Are you a polyglot? If you can speak multiple languages, you’re a polyglot. But all true polyglots know this, right?
Learning the language is the most sure-fire way to quickly integrate into the local culture. Most Americans take a stab at it but some become fluent, and quickly.
Linguistically speaking, the majority of Americans fall into the monolingual category, which is a person who knows only one language, most likely English. About 40 percent of the world is monolingual. What is surprising, though, is that 60 percent of the world speaks at least two languages. About 43 percent of the world is bilingual. Higher up the linguistic ladder are trilingual (about 13 percent of the world), multilingual (about 3 percent of the world speaks four or more languages) and the aforementioned polyglot, which has been the apex of language proficiency. Less than 1 percent of the world speaks more than five languages.

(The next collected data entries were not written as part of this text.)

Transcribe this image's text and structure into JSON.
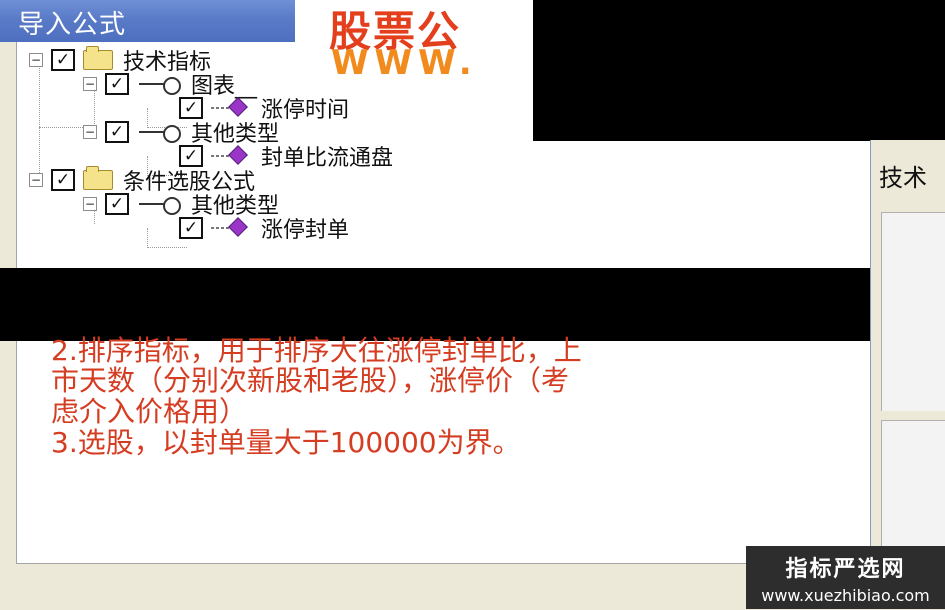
{
  "window": {
    "title": "导入公式"
  },
  "tree": {
    "items": [
      {
        "type": "folder",
        "label": "技术指标",
        "checked": true,
        "expanded": true
      },
      {
        "type": "category",
        "label": "图表__",
        "checked": true,
        "expanded": true
      },
      {
        "type": "formula",
        "label": "涨停时间",
        "checked": true
      },
      {
        "type": "category",
        "label": "其他类型",
        "checked": true,
        "expanded": true
      },
      {
        "type": "formula",
        "label": "封单比流通盘",
        "checked": true
      },
      {
        "type": "folder",
        "label": "条件选股公式",
        "checked": true,
        "expanded": true
      },
      {
        "type": "category",
        "label": "其他类型",
        "checked": true,
        "expanded": true
      },
      {
        "type": "formula",
        "label": "涨停封单",
        "checked": true
      }
    ]
  },
  "banner": {
    "main_text": "股票公",
    "url_text": "WWW."
  },
  "description": {
    "lines": [
      "2.排序指标，用于排序大往涨停封单比，上",
      "市天数（分别次新股和老股），涨停价（考",
      "虑介入价格用）",
      "3.选股，以封单量大于100000为界。"
    ]
  },
  "right_panel": {
    "tab_label": "技术"
  },
  "watermark": {
    "title": "指标严选网",
    "url": "www.xuezhibiao.com"
  },
  "colors": {
    "title_bar": "#5a7bc7",
    "description_text": "#d53d22",
    "logo_red": "#e33f1d",
    "logo_orange": "#f28b1d"
  },
  "icons": {
    "checkbox": "checkbox-checked",
    "folder": "folder-icon",
    "category": "key-icon",
    "formula": "formula-icon"
  }
}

The BBC now reports that a recent meeting of polyglots in Berlin turned up a new category: hyperglots, or those who can speak 10 or more languages fluently. Polyglots and hyperglots have trained their memories to master many different tongues. The BBC says procedural memory is used to perfect an accent and declarative memory provides vocabulary. If you want to achieve fluency, you will need to remember about 10,000 words.
It was thought until recently that there was a narrow window, primarily childhood, for learning other languages well. But new research shows just a slight decline in the ability to learn a new language as we age. In fact, many of the super hyperglots convening in Berlin mastered multiple languages later in life.
How did hyperglots pick up all of those languages? Most are expats who move from country to country and learn the language to quickly fit in. Does intelligence or mental acuity have anything to do with an ability to learn a foreign language? No, says the BBC report, but if you have strong analytical skills, it makes learning a language faster.
One of the positive results of learning your local language is what the BBC calls a “chameleon effect,” you actually take on the identity of the country you’re living in. Various studies have shown that multilingual people often adopt different behaviors according to the language they are speaking.
Which begs the question: If you speak French, will you become more romantic?